Embora muito comentada, a fase new-wave de David Bowie praticamente se restringe a Let’s Dance. Entre o rock frenético de Scary Monsters (And Super Creeps) (1980) e o pós-punk de Tonight (1984), este disco representa a expansão total da estética soul-music que vinha agradando o músico desde Young Americans (1975).

Faltava ao Camaleão o appeal sonoro e a expertise em arranjos, que se materializa na excelente produção de Nile Rodgers. Vale lembrar que não foi uma transição fácil: afinal, foram 3 anos de hiato para que o músico entregasse hits impagáveis já nas três primeiras faixas do álbum: “Modern Love”, a versão “oriental” de “China Girl” e a viciante faixa-título, cuja versão estendida é de uma excelência instrumental raramente atingida por Bowie novamente. Não esqueçamos também “Cat People (Putting On Fire)”, espertamente retomada em um dos momentos mais empolgantes do filme Bastardos Inglórios, de Quentin Tarantino.

Black Tie White Noise (1992)

Apesar do sucesso de Let’s Dance, os anos 1980 foram cruéis para os fãs de Bowie. Sua incursão no pós-punk e R&B acabou se tornando um tiro no pé. Para voltar ao clássico rock’n roll, formou a Tin Machine, com a intenção de voltar às bases. Já nos anos 1990, ele fez de todas suas explorações um novo amálgama. Sua música tinha industrial, funk, eletrônica, rock… Em busca desse novo frescor, o disco Black Tie White Noise foi a prova de que Bowie levava a sério o termo versatilidade.

O disco começa com um jazz elegíaco em “The Wedding”, propõe um novo swing para “I Feel Free” (Cream), um techno esquizofrênico para “Nite Flights” (The Walker Brothers) e uma interessante abordagem meio “love songbook” para “Don’t Let Me Down and Down”. É a prova de que músico não precisaria se autorreciclar para mostrar-se relevante mais uma vez.

Blackstar (2016)

O álbum derradeiro de Bowie espantou a todos por três motivos: 1) por ser a revelação de sua batalha contra um câncer e o prenúncio da morte iminente, mostrado no impactante clipe de “Lazarus”; 2) por seguir uma linha dark-jazzística, como jamais tinha feito em sua carreira; e 3) provar que, sim, Bowie deixou o melhor para o final.

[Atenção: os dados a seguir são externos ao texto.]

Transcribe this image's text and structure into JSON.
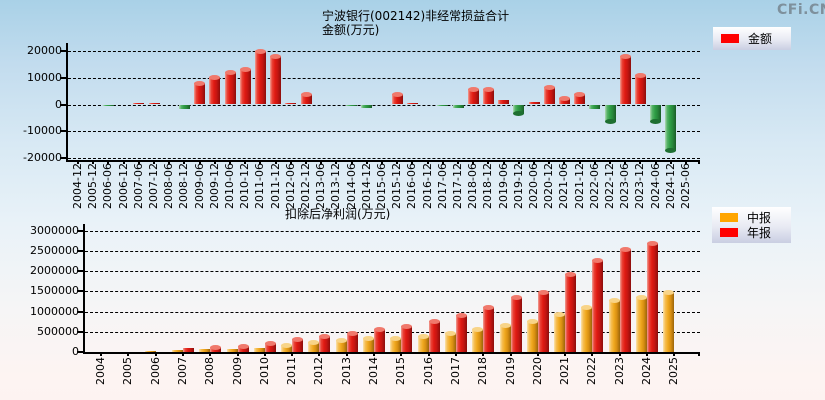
{
  "logo": "CFi.CN",
  "chart_data": [
    {
      "type": "bar",
      "title": "宁波银行(002142)非经常损益合计",
      "subtitle": "金额(万元)",
      "legend": [
        {
          "label": "金额",
          "color": "#ff0000"
        }
      ],
      "legend_position": "top-right",
      "grid": true,
      "ylim": [
        -20000,
        20000
      ],
      "yticks": [
        20000,
        10000,
        0,
        -10000,
        -20000
      ],
      "positive_color": "#e01a12",
      "negative_color": "#2f9e45",
      "categories": [
        "2004-12",
        "2005-12",
        "2006-06",
        "2006-12",
        "2007-06",
        "2007-12",
        "2008-06",
        "2008-12",
        "2009-06",
        "2009-12",
        "2010-06",
        "2010-12",
        "2011-06",
        "2011-12",
        "2012-06",
        "2012-12",
        "2013-06",
        "2013-12",
        "2014-06",
        "2014-12",
        "2015-06",
        "2015-12",
        "2016-06",
        "2016-12",
        "2017-06",
        "2017-12",
        "2018-06",
        "2018-12",
        "2019-06",
        "2019-12",
        "2020-06",
        "2020-12",
        "2021-06",
        "2021-12",
        "2022-06",
        "2022-12",
        "2023-06",
        "2023-12",
        "2024-06",
        "2024-12",
        "2025-06"
      ],
      "values": [
        50,
        80,
        -400,
        100,
        400,
        450,
        -300,
        -1800,
        8200,
        10200,
        12300,
        13400,
        19800,
        18200,
        400,
        4100,
        -300,
        -300,
        -600,
        -1400,
        80,
        3750,
        600,
        -200,
        -400,
        -1300,
        5600,
        5600,
        1600,
        -3500,
        1000,
        6500,
        2600,
        4000,
        -1500,
        -6400,
        18100,
        11000,
        -6400,
        -17200,
        null
      ]
    },
    {
      "type": "bar",
      "title": "扣除后净利润(万元)",
      "legend": [
        {
          "label": "中报",
          "color": "#ffa500"
        },
        {
          "label": "年报",
          "color": "#ff0000"
        }
      ],
      "legend_position": "top-right",
      "grid": true,
      "ylim": [
        0,
        3000000
      ],
      "yticks": [
        3000000,
        2500000,
        2000000,
        1500000,
        1000000,
        500000,
        0
      ],
      "categories": [
        "2004",
        "2005",
        "2006",
        "2007",
        "2008",
        "2009",
        "2010",
        "2011",
        "2012",
        "2013",
        "2014",
        "2015",
        "2016",
        "2017",
        "2018",
        "2019",
        "2020",
        "2021",
        "2022",
        "2023",
        "2024",
        "2025"
      ],
      "series": [
        {
          "name": "中报",
          "color": "#ffa500",
          "values": [
            null,
            null,
            30000,
            43000,
            75000,
            70000,
            110000,
            170000,
            240000,
            289000,
            335000,
            349000,
            389000,
            466000,
            557000,
            675000,
            766000,
            932000,
            1119000,
            1287000,
            1357000,
            1477000
          ]
        },
        {
          "name": "年报",
          "color": "#ff0000",
          "values": [
            null,
            null,
            null,
            95000,
            132000,
            145000,
            232000,
            324000,
            401000,
            477000,
            557000,
            645000,
            774000,
            926000,
            1108000,
            1360000,
            1486000,
            1931000,
            2281000,
            2541000,
            2709000,
            null
          ]
        }
      ]
    }
  ]
}
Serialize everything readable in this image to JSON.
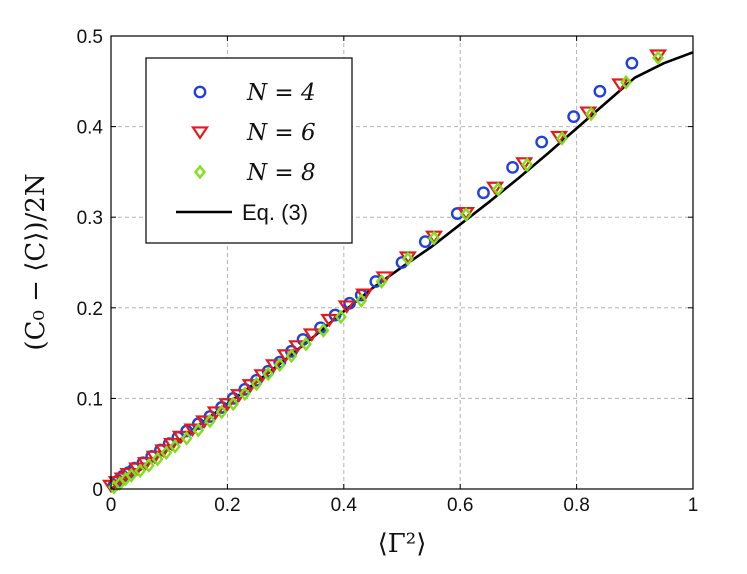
{
  "chart_data": {
    "type": "scatter",
    "xlabel": "⟨Γ²⟩",
    "ylabel": "(C₀ − ⟨C⟩)/2N",
    "xlim": [
      0,
      1
    ],
    "ylim": [
      0,
      0.5
    ],
    "x_ticks": [
      "0",
      "0.2",
      "0.4",
      "0.6",
      "0.8",
      "1"
    ],
    "y_ticks": [
      "0",
      "0.1",
      "0.2",
      "0.3",
      "0.4",
      "0.5"
    ],
    "grid": true,
    "legend_position": "top-left",
    "colors": {
      "n4": "#1f3fe0",
      "n6": "#e31a1c",
      "n8": "#7fe01a",
      "eq": "#000000"
    },
    "series": [
      {
        "name": "N = 4",
        "marker": "circle",
        "points": [
          [
            0.005,
            0.004
          ],
          [
            0.012,
            0.009
          ],
          [
            0.02,
            0.014
          ],
          [
            0.03,
            0.018
          ],
          [
            0.04,
            0.023
          ],
          [
            0.055,
            0.029
          ],
          [
            0.07,
            0.036
          ],
          [
            0.085,
            0.043
          ],
          [
            0.1,
            0.05
          ],
          [
            0.115,
            0.057
          ],
          [
            0.13,
            0.064
          ],
          [
            0.15,
            0.072
          ],
          [
            0.17,
            0.08
          ],
          [
            0.19,
            0.09
          ],
          [
            0.21,
            0.1
          ],
          [
            0.23,
            0.11
          ],
          [
            0.25,
            0.12
          ],
          [
            0.27,
            0.13
          ],
          [
            0.29,
            0.14
          ],
          [
            0.31,
            0.152
          ],
          [
            0.33,
            0.165
          ],
          [
            0.36,
            0.178
          ],
          [
            0.385,
            0.192
          ],
          [
            0.41,
            0.205
          ],
          [
            0.43,
            0.214
          ],
          [
            0.455,
            0.229
          ],
          [
            0.5,
            0.25
          ],
          [
            0.54,
            0.273
          ],
          [
            0.595,
            0.304
          ],
          [
            0.64,
            0.327
          ],
          [
            0.69,
            0.355
          ],
          [
            0.74,
            0.383
          ],
          [
            0.795,
            0.411
          ],
          [
            0.84,
            0.439
          ],
          [
            0.895,
            0.47
          ]
        ]
      },
      {
        "name": "N = 6",
        "marker": "triangle-down",
        "points": [
          [
            0.0,
            0.004
          ],
          [
            0.01,
            0.008
          ],
          [
            0.02,
            0.012
          ],
          [
            0.03,
            0.017
          ],
          [
            0.045,
            0.023
          ],
          [
            0.06,
            0.029
          ],
          [
            0.075,
            0.036
          ],
          [
            0.09,
            0.043
          ],
          [
            0.105,
            0.05
          ],
          [
            0.12,
            0.058
          ],
          [
            0.14,
            0.066
          ],
          [
            0.16,
            0.075
          ],
          [
            0.18,
            0.085
          ],
          [
            0.2,
            0.094
          ],
          [
            0.22,
            0.104
          ],
          [
            0.24,
            0.115
          ],
          [
            0.26,
            0.126
          ],
          [
            0.28,
            0.137
          ],
          [
            0.3,
            0.148
          ],
          [
            0.32,
            0.158
          ],
          [
            0.345,
            0.171
          ],
          [
            0.375,
            0.187
          ],
          [
            0.405,
            0.202
          ],
          [
            0.435,
            0.215
          ],
          [
            0.47,
            0.234
          ],
          [
            0.51,
            0.256
          ],
          [
            0.555,
            0.279
          ],
          [
            0.61,
            0.305
          ],
          [
            0.66,
            0.333
          ],
          [
            0.71,
            0.36
          ],
          [
            0.77,
            0.389
          ],
          [
            0.82,
            0.416
          ],
          [
            0.875,
            0.447
          ],
          [
            0.94,
            0.479
          ]
        ]
      },
      {
        "name": "N = 8",
        "marker": "diamond",
        "points": [
          [
            0.005,
            0.002
          ],
          [
            0.015,
            0.006
          ],
          [
            0.025,
            0.011
          ],
          [
            0.035,
            0.015
          ],
          [
            0.05,
            0.02
          ],
          [
            0.065,
            0.026
          ],
          [
            0.08,
            0.033
          ],
          [
            0.095,
            0.04
          ],
          [
            0.11,
            0.047
          ],
          [
            0.13,
            0.056
          ],
          [
            0.15,
            0.065
          ],
          [
            0.17,
            0.075
          ],
          [
            0.19,
            0.085
          ],
          [
            0.21,
            0.094
          ],
          [
            0.23,
            0.105
          ],
          [
            0.25,
            0.116
          ],
          [
            0.27,
            0.127
          ],
          [
            0.29,
            0.137
          ],
          [
            0.31,
            0.147
          ],
          [
            0.335,
            0.16
          ],
          [
            0.365,
            0.175
          ],
          [
            0.395,
            0.19
          ],
          [
            0.43,
            0.208
          ],
          [
            0.465,
            0.229
          ],
          [
            0.51,
            0.254
          ],
          [
            0.555,
            0.277
          ],
          [
            0.61,
            0.303
          ],
          [
            0.665,
            0.331
          ],
          [
            0.715,
            0.358
          ],
          [
            0.775,
            0.387
          ],
          [
            0.825,
            0.414
          ],
          [
            0.885,
            0.449
          ],
          [
            0.94,
            0.476
          ]
        ]
      },
      {
        "name": "Eq. (3)",
        "marker": "line",
        "points": [
          [
            0.0,
            0.0
          ],
          [
            0.05,
            0.021
          ],
          [
            0.1,
            0.045
          ],
          [
            0.15,
            0.07
          ],
          [
            0.2,
            0.094
          ],
          [
            0.25,
            0.118
          ],
          [
            0.3,
            0.143
          ],
          [
            0.35,
            0.169
          ],
          [
            0.4,
            0.196
          ],
          [
            0.45,
            0.222
          ],
          [
            0.5,
            0.245
          ],
          [
            0.55,
            0.267
          ],
          [
            0.6,
            0.292
          ],
          [
            0.65,
            0.317
          ],
          [
            0.7,
            0.343
          ],
          [
            0.75,
            0.37
          ],
          [
            0.8,
            0.398
          ],
          [
            0.85,
            0.426
          ],
          [
            0.9,
            0.454
          ],
          [
            0.95,
            0.47
          ],
          [
            1.0,
            0.482
          ]
        ]
      }
    ],
    "legend": [
      {
        "marker": "circle",
        "label": "N = 4"
      },
      {
        "marker": "triangle-down",
        "label": "N = 6"
      },
      {
        "marker": "diamond",
        "label": "N = 8"
      },
      {
        "marker": "line",
        "label": "Eq. (3)"
      }
    ]
  }
}
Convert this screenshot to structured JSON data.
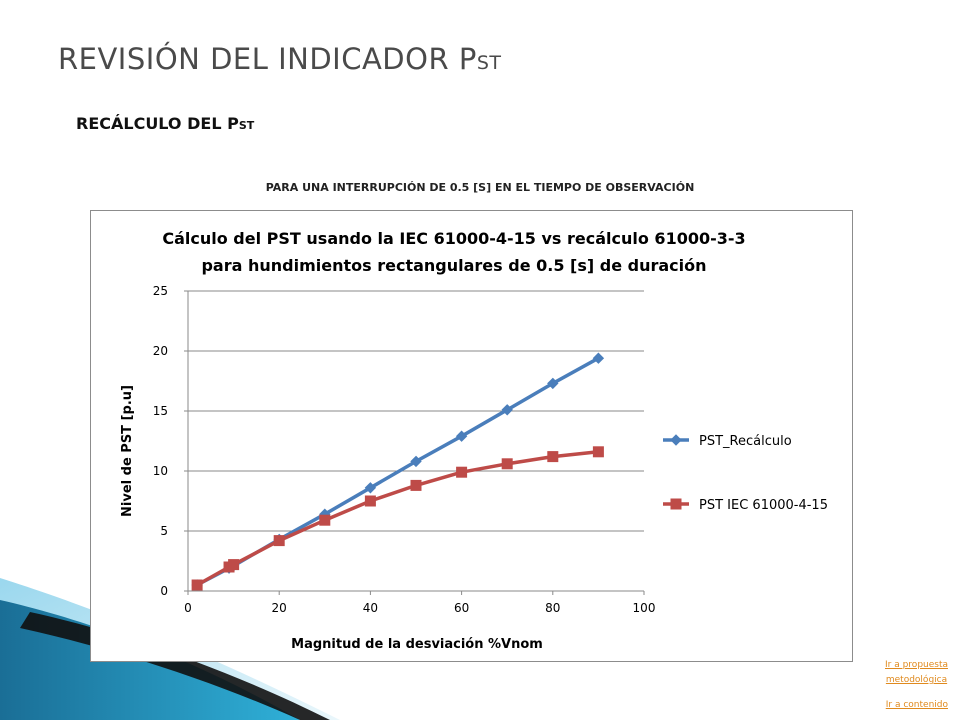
{
  "slide": {
    "title_main": "REVISIÓN DEL INDICADOR P",
    "title_sub": "ST",
    "subtitle_main": "RECÁLCULO DEL P",
    "subtitle_sub": "ST",
    "caption": "PARA UNA INTERRUPCIÓN DE 0.5 [S] EN EL TIEMPO DE OBSERVACIÓN"
  },
  "nav_links": {
    "propuesta_line1": "Ir a propuesta",
    "propuesta_line2": "metodológica",
    "contenido": "Ir a contenido"
  },
  "colors": {
    "series1": "#4a7ebb",
    "series2": "#be4b48",
    "link": "#e08a1e",
    "deco_blue": "#1f8fb8"
  },
  "chart_data": {
    "type": "line",
    "title_line1": "Cálculo del PST usando la IEC 61000-4-15 vs recálculo 61000-3-3",
    "title_line2": "para hundimientos rectangulares de 0.5 [s] de duración",
    "xlabel": "Magnitud de la desviación %Vnom",
    "ylabel": "Nivel de PST [p.u]",
    "xlim": [
      0,
      100
    ],
    "ylim": [
      0,
      25
    ],
    "xticks": [
      0,
      20,
      40,
      60,
      80,
      100
    ],
    "yticks": [
      0,
      5,
      10,
      15,
      20,
      25
    ],
    "grid": "horizontal",
    "legend_position": "right",
    "series": [
      {
        "name": "PST_Recálculo",
        "marker": "diamond",
        "x": [
          2,
          9,
          10,
          20,
          30,
          40,
          50,
          60,
          70,
          80,
          90
        ],
        "y": [
          0.5,
          1.9,
          2.1,
          4.3,
          6.4,
          8.6,
          10.8,
          12.9,
          15.1,
          17.3,
          19.4
        ]
      },
      {
        "name": "PST IEC 61000-4-15",
        "marker": "square",
        "x": [
          2,
          9,
          10,
          20,
          30,
          40,
          50,
          60,
          70,
          80,
          90
        ],
        "y": [
          0.5,
          2.0,
          2.2,
          4.2,
          5.9,
          7.5,
          8.8,
          9.9,
          10.6,
          11.2,
          11.6
        ]
      }
    ]
  }
}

As 7 faixas de Blackstar têm o peso de uma sabedoria ímpar. Mais uma vez testemunhamos Bowie brincar com sua representatividade artística, indo de encontro a um novo mundo (como diz a faixa-título, uma viagem a outra dimensão) e explorando texturas sonoras que impõem um novo desafio à estética do rock.

Ouça “Sue (Or in a Season of Crime)” e perceba o que é multidimensionamento musical. Ou “Dollar Days”, seu adeus definitivo com excepcional cortina de sax, baixo e piano. Aqui, Bowie deixa claro que tentou bastante, mas que estava morrendo. Assim que o disco saiu, poucos entenderam a mensagem. Uma semana depois de lançar Blackstar, um triste fato explicaria: Bowie viria a falecer e o mundo perderia um dos maiores músicos pop de todos os tempos.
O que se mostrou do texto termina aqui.